February 13, 2012
Texas

Wind farm representatives seek Potter tax abatements

By Kevin Welch, Amarillo Globe-News, amarillo.com 13 February 2012

Despite travel complications that canceled a Monday meeting, Potter County commissioners will be talking soon with wind farm representatives to discuss taxes concerning a project that could cost $160 million to build.

The project, High Majestic Wind II, will include 51 turbines with a capacity rating of 79.6 megawatts. A megawatt of wind energy will power about 350 average homes.

Most of the turbines will be in Carson County.

“We also have two turbines in our array which lie in Potter County,” said Adam Rickel, the project’s manager. “I want to discuss the possibility of a county tax abatement agreement with Potter County for those two turbines, similar to what we have in place with Carson County.”

Carson County commissioners granted a property tax abatement of 87 percent.

“That’s the same as for Majestic I,” said Carson County Judge Lewis Powers. “It’s for 10 years.”

Majestic I, immediately adjacent to where the new wind farm will go up, started operations in 2009.

The Panhandle Independent School District has a slightly different incentive arrangement since school districts can’t abate taxes. Instead, it receives payments in place of taxes under state laws governing economic development.

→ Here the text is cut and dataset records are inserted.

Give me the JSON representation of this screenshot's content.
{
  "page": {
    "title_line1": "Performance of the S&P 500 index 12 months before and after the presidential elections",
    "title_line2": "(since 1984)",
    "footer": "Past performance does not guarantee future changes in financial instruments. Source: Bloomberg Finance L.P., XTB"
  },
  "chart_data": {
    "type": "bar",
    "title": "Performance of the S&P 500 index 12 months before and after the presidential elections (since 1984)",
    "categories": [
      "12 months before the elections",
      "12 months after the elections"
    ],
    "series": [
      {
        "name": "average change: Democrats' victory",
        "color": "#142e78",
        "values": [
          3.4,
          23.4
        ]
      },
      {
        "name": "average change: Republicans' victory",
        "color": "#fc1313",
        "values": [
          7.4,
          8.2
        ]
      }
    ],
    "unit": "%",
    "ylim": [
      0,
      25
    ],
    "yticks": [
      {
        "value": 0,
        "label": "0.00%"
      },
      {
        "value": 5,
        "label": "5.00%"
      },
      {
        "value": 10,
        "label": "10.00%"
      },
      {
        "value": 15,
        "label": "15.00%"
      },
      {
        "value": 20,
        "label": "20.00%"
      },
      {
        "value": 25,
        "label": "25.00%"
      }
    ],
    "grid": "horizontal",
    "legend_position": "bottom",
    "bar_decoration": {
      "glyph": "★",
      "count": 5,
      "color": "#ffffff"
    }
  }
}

“The first year (2009-10) they paid nothing,” said PISD Superintendent Blair Brown. “This year, they paid $437,994, or 2.5 percent of our operating budget. They also paid $464,472 of our debt service, or 21.5 percent.”

By the time both Majestic wind farms are in operation for the 2013-14 school year, the company will pay $700,000 of the district’s operating expenses and $594,000 of debt service, Brown said.

High Majestic Wind II plans to start construction in April and to be operational by September.

The wind company, owned by NextEra Energy Resources, recently announced it has signed a power purchasing agreement with AEP Southwestern Electric Power in which it will sell the High Majestic Wind II electricity to the utility that serves customers in Arkansas, Louisiana and North and East Texas.

AEP has purchased power from the first High Majestic in 2009.

The latest purchase agreement will allow AEP to put a new and controversial 600-megawatt coal plant into operation in southwest Arkansas. It owns 73 percent of the $1.7 billion plant.

With its latest purchase of Panhandle wind energy added to several other deals, AEP accumulated enough renewable energy to satisfy its settlement of legal challenges by Sierra Club, the National Audubon Society and Audubon Arkansas, according to information from AEP.